Among the different GenAI modes, or the type of data input and output, most patents belong to the image/video category. Image/video data is particularly important for GANs. Patents involving the processing of text and speech/sound/music are key data types for LLMs. The remaining modes: 3D image models, chemical molecules/genes/proteins and code/software have far fewer patents so far. As with patents related to GenAI core models, some patents cannot be clearly assigned to a specific data type. In addition, some patents are assigned to more than one mode because certain GenAI models, such as multimodal large language models (MLLMs), overcome the limitation of using only one type of data input or output.

Top application areas of GenAI patents

The key application areas for GenAI patents include:

1. Software

2. Life sciences

3. Document management and publishing

4. Business solutions

5. Industry and manufacturing

6. Transportation

7. Security

8. Telecommunications

GenAI is bound to have a significant impact on many industries as it finds its way into products, services and processes, becoming a technological enabler for content creation and productivity improvement. For example, there are many GenAI patents in life sciences (5,346 patent families between 2014 and 2023) and document management and publishing (4,976). Other notable applications with GenAI patents ranging from around 2,000 to around 5,000 over the same period are business solutions, industry and manufacturing, transportation, security and telecommunications.

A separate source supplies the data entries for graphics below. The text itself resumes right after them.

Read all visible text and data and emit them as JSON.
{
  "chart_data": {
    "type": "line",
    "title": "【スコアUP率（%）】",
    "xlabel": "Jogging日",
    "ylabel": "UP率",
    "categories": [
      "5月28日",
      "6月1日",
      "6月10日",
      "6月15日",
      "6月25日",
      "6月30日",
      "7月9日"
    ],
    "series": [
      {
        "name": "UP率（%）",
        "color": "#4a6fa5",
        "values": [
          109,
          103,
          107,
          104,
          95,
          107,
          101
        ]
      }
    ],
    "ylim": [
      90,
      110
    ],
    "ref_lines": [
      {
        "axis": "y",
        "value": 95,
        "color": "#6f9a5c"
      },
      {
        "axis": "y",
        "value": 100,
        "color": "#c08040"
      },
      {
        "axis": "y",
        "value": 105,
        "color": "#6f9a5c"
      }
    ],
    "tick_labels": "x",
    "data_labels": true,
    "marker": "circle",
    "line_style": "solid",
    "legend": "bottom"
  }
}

In the life sciences sector, GenAI can expedite drug development by screening and designing molecules for new drug formulations and personalized medicine. In document management and publishing, GenAI can automate tasks, save time and money, and create tailored marketing materials. In business solutions, GenAI can be used for customer service chatbots, retail assistance systems, and employee knowledge retrieval. In industry and manufacturing, GenAI enables new features like product design optimization and digital twin programming. In transportation, GenAI plays a crucial role in autonomous driving and public transportation optimization.

However, many patent families (around 29,900 patent families between 2014 and 2023) cannot be assigned to a specific application based on the patent abstract, claims or title. These patents are instead included in the category software/other applications.